|A contemporary newspaper report of the murder|
Of the positive feedback I have received from 1888, a great deal of it has been in regards to the character of Annie Chapman. It can be hard to pre-empt just how your audience will feel about your characters but as I was writing, I had a suspicion that something a little bit special was happening on the page.
Annie's final day was perhaps the hardest segment of the novel for me to write. It wasn't the murder itself that made those last hours such a gruelling experience to author, but the myriad of small tragedies that befell Dark Annie and kept her from the safety of a doss house that night.
One of the rules that I had set myself for the novel was that no one character would have two chapters focused on their stories in a row. This gave me the perfect opportunity to try something a little different with the narrative structure of her final day. Almost every other chapter set on September 7th is from her perspective and each is followed by a different character - meaning that while there are snippets of the other tales of London, we are brought back again and again to yet another humiliation or defeat for poor Annie Chapman as the final few hours of her life run away into night.
In many ways Annie Chapman is unique among the canonical five. In many ways she is the perfect example of what they all had in common.
The most startling thing to learn about Dark Annie is that unlike the other victims, she came from a comfortably well-off family. Born Annie Smith, in 1841, not a great deal is known about her formative years but there is every reason to suppose that she would have been educated to some degree and likely capable of reading and writing.
She married well to a lower middle class gentleman named John Chapman when she was 29 and the pair lived in a charming terrace house, just south of the river in Westminster, before establishing themselves in a rather grander abode in the prestigious quarter of Berkeley Square. It was here that they had their three children and it is the fates of these children that sent Annie into a spiral to the streets of Whitechapel.
The first born of these children, Emily Ruth, died of meningitis aged 12, their third born and only boy, John Alfred, was born crippled and his parents, incapable of coping with him, sent him to live in a home.
1882, finds Annie and John living in Windsor with their nine year old daughter Annie Georgina. John is working as a coachman. The pair took to drinking after the death of their daughter and by all accounts, their relationship became troubled by violence and illness, resulting in Annie and her daughter leaving the home for Whitechapel, sometime around late 1885.
For a while, John supported her, sending money her way every week, but his death from cirrhosis of the liver in 1886 robbed Annie of her only source of income.
It is here that Annie Chapman's story becomes much like those of the other four victims; a cycle of alcohol dependency resulting in her resorting to prostitution to support her needs. At the age of fifteen, her daughter Georgina abandoned her, hoping to be able to join the circus in France.
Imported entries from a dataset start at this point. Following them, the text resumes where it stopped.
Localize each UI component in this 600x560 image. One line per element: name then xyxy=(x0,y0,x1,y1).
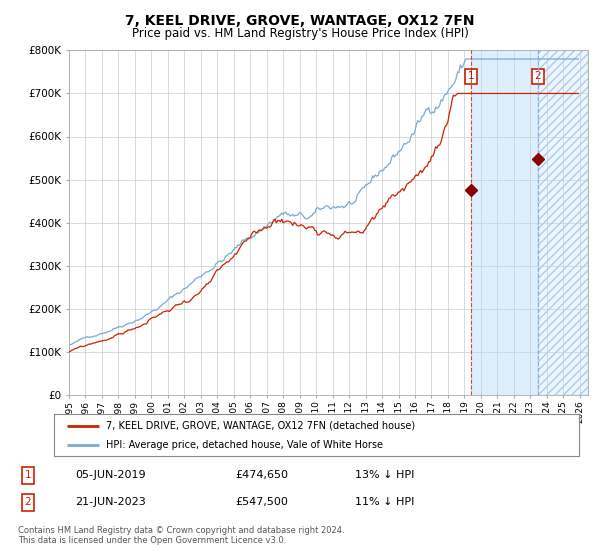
Text: HPI: Average price, detached house, Vale of White Horse: HPI: Average price, detached house, Vale… xyxy=(107,440,383,450)
Text: Price paid vs. HM Land Registry's House Price Index (HPI): Price paid vs. HM Land Registry's House … xyxy=(131,27,469,40)
Bar xyxy=(538,50,588,395)
Bar xyxy=(472,50,538,395)
Text: 05-JUN-2019: 05-JUN-2019 xyxy=(75,470,146,480)
Text: £474,650: £474,650 xyxy=(235,470,288,480)
Text: 21-JUN-2023: 21-JUN-2023 xyxy=(75,497,146,507)
Text: 1: 1 xyxy=(25,470,31,480)
Text: 2: 2 xyxy=(535,71,541,81)
Text: 1: 1 xyxy=(468,71,475,81)
Text: £547,500: £547,500 xyxy=(235,497,288,507)
Text: 7, KEEL DRIVE, GROVE, WANTAGE, OX12 7FN: 7, KEEL DRIVE, GROVE, WANTAGE, OX12 7FN xyxy=(125,14,475,28)
Text: 7, KEEL DRIVE, GROVE, WANTAGE, OX12 7FN (detached house): 7, KEEL DRIVE, GROVE, WANTAGE, OX12 7FN … xyxy=(107,421,416,431)
Text: 2: 2 xyxy=(25,497,31,507)
Bar xyxy=(538,50,588,395)
Text: Contains HM Land Registry data © Crown copyright and database right 2024.
This d: Contains HM Land Registry data © Crown c… xyxy=(18,526,344,545)
Text: 11% ↓ HPI: 11% ↓ HPI xyxy=(355,497,415,507)
Text: 13% ↓ HPI: 13% ↓ HPI xyxy=(355,470,415,480)
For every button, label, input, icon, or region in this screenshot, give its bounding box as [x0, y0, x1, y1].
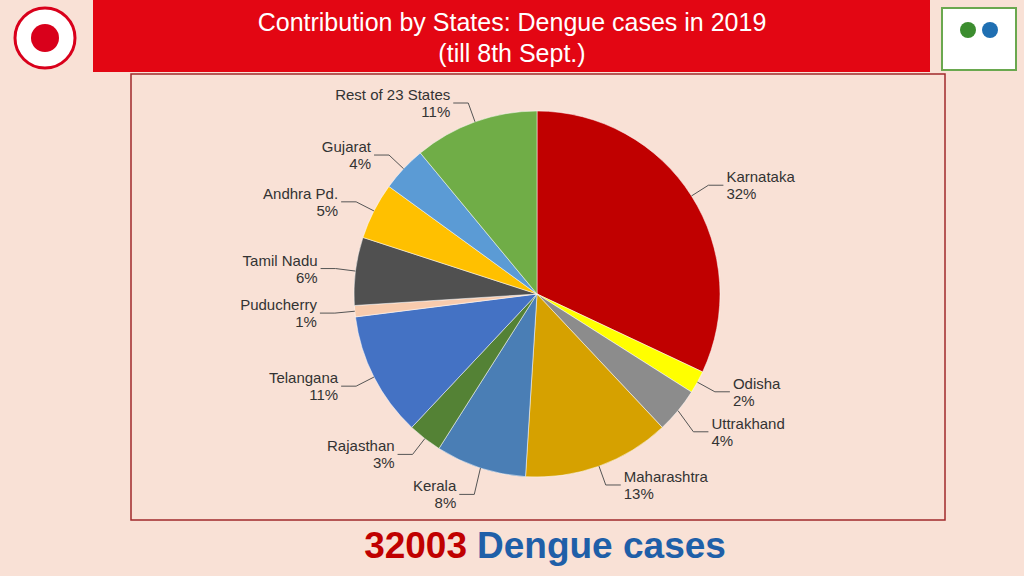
logo-right-mark — [982, 22, 998, 38]
label-category: Kerala — [413, 477, 457, 494]
label-category: Puducherry — [240, 296, 317, 313]
label-value: 5% — [316, 202, 338, 219]
chart-frame — [131, 74, 945, 520]
label-category: Karnataka — [726, 168, 795, 185]
label-category: Tamil Nadu — [243, 252, 318, 269]
data-label: Maharashtra13% — [624, 468, 709, 502]
label-value: 3% — [373, 454, 395, 471]
data-label: Gujarat4% — [322, 138, 372, 172]
leader-line — [453, 103, 475, 122]
data-label: Uttrakhand4% — [711, 415, 784, 449]
label-value: 4% — [349, 155, 371, 172]
label-category: Andhra Pd. — [263, 185, 338, 202]
title: Contribution by States: Dengue cases in … — [258, 8, 767, 36]
data-label: Rajasthan3% — [327, 437, 395, 471]
label-value: 11% — [309, 386, 338, 403]
label-value: 2% — [733, 392, 755, 409]
label-value: 4% — [711, 432, 733, 449]
label-value: 8% — [435, 494, 457, 511]
data-label: Puducherry1% — [240, 296, 317, 330]
leader-line — [678, 411, 708, 432]
label-category: Telangana — [269, 369, 339, 386]
leader-line — [692, 185, 724, 196]
label-category: Odisha — [733, 375, 781, 392]
total-annotation: 32003Dengue cases — [364, 525, 726, 566]
leader-line — [341, 202, 374, 211]
pie-slice — [526, 294, 663, 477]
title-band — [93, 0, 930, 72]
label-category: Rest of 23 States — [335, 86, 450, 103]
leader-line — [341, 377, 374, 386]
leader-line — [374, 155, 404, 169]
subtitle: (till 8th Sept.) — [438, 39, 585, 67]
leader-line — [398, 439, 425, 455]
data-label: Kerala8% — [413, 477, 457, 511]
pie — [354, 111, 720, 477]
label-category: Uttrakhand — [711, 415, 784, 432]
chart: Contribution by States: Dengue cases in … — [0, 0, 1024, 576]
pie-slice — [420, 111, 537, 294]
leader-line — [697, 382, 730, 392]
total-value: 32003 — [364, 525, 467, 566]
label-value: 1% — [295, 313, 317, 330]
label-value: 11% — [421, 103, 450, 120]
data-label: Karnataka32% — [726, 168, 795, 202]
logo-left-inner — [31, 24, 59, 52]
logo-left — [15, 8, 75, 68]
label-category: Gujarat — [322, 138, 372, 155]
data-label: Tamil Nadu6% — [243, 252, 318, 286]
data-label: Odisha2% — [733, 375, 781, 409]
label-value: 13% — [624, 485, 654, 502]
logo-right-mark — [960, 22, 976, 38]
leader-line — [599, 466, 621, 485]
leader-line — [459, 468, 480, 494]
pie-slice — [355, 294, 537, 427]
leader-line — [320, 311, 355, 313]
logo-right — [942, 8, 1016, 70]
data-label: Rest of 23 States11% — [335, 86, 450, 120]
label-value: 6% — [296, 269, 318, 286]
label-category: Rajasthan — [327, 437, 395, 454]
data-labels: Karnataka32%Odisha2%Uttrakhand4%Maharash… — [240, 86, 795, 511]
data-label: Andhra Pd.5% — [263, 185, 338, 219]
data-label: Telangana11% — [269, 369, 339, 403]
total-label: Dengue cases — [477, 525, 726, 566]
leader-line — [321, 269, 356, 272]
label-category: Maharashtra — [624, 468, 709, 485]
label-value: 32% — [726, 185, 756, 202]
Annie's final night will likely forever remain a mystery, but the agony of the story is knowing just how many times she could have been saved. Desperately ill, with what may have been either signs of the same liver disease that claimed her husband, or that killer of so many sexually wayward Victorians; syphilis. Annie was desperately in need of medication, food, rent money and rum (her favourite drink.)
|The scene of Annie Chapman's final moments|
So many possible outcomes of how her night could have ended but like so many aspects of her short life, Annie Chapman's night would end in despair and tragedy.